D'autres comme Lynn Davidman, élevée dans un milieu ultrareligieux de Brooklyn, a aussi vécu l'angoisse. En mordant dans son premier cheeseburger, elle a craint pour sa vie. Elle pressentait qu'un châtiment
divin viendrait la punir d'avoir touché à un plat non cacher. On part de loin, n'est-ce pas?
Dans ce monde schizophrénique, une
maladie, une agression sexuelle subie par un membre de la famille, un suicide
ou une désertion sont des taches qui souillent l’ensemble de l’entourage. Bonne
chance à celui qui voudrait trouver un bon parti à la sœur ou la fille de
celui par qui le scandale arrive. Le geste de l’un marque la famille entière du
sceau de la honte. On comprend alors combien il est pénible et traumatisant de
sauter la clôture. Le sentiment de culpabilité est immense.
Il faut vraiment visionner les témoignages de
certains membres de l’organisme Footsteps pour comprendre la traversée du
désert qu’entreprennent ceux et celles qui, comme Chani Getter, quittent leurs sectes.
Certains racontent les agressions physiques, sexuelles et psychologiques subies par plusieurs de leurs ami-e-s, mais jamais dénoncées.

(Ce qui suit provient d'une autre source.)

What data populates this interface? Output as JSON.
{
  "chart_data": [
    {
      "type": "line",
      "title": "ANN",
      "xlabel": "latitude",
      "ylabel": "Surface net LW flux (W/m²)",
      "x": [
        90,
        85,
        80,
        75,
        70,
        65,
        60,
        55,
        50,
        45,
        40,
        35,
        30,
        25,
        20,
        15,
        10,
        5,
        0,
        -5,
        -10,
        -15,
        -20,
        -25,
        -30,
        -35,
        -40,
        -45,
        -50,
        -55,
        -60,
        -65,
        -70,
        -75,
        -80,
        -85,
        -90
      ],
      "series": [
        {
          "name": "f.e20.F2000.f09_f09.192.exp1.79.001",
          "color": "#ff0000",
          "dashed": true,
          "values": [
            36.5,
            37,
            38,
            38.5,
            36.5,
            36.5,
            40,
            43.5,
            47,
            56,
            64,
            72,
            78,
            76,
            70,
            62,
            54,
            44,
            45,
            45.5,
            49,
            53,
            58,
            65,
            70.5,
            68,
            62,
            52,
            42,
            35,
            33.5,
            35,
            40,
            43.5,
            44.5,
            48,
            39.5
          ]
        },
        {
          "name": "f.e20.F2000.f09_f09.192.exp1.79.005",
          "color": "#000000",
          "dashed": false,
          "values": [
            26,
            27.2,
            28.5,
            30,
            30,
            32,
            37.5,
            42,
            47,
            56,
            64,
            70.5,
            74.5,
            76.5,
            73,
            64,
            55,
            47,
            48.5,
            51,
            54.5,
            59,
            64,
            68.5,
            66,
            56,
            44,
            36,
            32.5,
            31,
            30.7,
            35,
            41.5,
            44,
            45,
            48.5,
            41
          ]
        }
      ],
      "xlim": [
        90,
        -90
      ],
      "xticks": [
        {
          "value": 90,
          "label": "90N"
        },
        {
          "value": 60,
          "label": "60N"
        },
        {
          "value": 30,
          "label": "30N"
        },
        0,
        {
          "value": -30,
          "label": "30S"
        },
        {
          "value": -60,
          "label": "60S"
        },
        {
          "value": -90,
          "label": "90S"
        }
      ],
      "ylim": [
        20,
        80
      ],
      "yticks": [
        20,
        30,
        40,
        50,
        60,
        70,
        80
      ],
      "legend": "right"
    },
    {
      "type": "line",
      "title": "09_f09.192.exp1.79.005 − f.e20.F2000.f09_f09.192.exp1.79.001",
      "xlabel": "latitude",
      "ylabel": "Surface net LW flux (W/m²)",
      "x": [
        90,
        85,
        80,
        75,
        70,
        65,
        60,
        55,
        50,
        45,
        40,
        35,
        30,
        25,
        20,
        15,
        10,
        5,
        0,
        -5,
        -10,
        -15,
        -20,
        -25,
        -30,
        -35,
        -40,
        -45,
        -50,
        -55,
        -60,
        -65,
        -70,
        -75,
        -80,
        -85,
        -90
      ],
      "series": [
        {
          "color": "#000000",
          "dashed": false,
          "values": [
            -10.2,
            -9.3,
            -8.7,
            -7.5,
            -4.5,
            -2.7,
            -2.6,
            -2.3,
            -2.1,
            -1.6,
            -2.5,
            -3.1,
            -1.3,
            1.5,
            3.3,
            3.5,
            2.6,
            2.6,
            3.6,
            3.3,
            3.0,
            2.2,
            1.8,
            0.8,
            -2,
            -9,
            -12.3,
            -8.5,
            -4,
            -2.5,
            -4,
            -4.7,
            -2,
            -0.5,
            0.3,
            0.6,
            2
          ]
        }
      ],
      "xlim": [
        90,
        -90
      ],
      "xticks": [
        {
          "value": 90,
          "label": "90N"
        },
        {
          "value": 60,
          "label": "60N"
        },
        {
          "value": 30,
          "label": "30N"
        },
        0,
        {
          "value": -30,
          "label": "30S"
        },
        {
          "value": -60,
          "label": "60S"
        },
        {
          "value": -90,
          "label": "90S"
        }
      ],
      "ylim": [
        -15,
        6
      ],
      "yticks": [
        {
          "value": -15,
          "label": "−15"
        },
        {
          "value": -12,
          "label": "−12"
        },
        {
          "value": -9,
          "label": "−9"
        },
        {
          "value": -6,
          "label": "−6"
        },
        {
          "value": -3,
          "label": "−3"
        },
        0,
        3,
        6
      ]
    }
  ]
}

Il y a aussi cette détresse qui a poussé une jeune fille promise à un mariage arrangé à acheter du poison à rat qu'elle a caché sous son lit avant de se décider à prendre plutôt... la poudre d'escampette.
Les cas de suicide chez les anciens hassidim ne sont pas rares. Une étude réalisée en Israël révèle que les anciens ultraorthodoxes sont trois fois plus nombreux à manifester des tendances
suicidaires comparés aux autres segments de la société. Avouons que ce n'est pas rien.
Souhaitons que le ministre Bolduc remettra ses culottes et reniera son entente ridicule avec l'Académie Yeshiva Toras Moshe du Mile-End. Ça demande 100 fois moins de courage que de quitter l'une de ces sectes.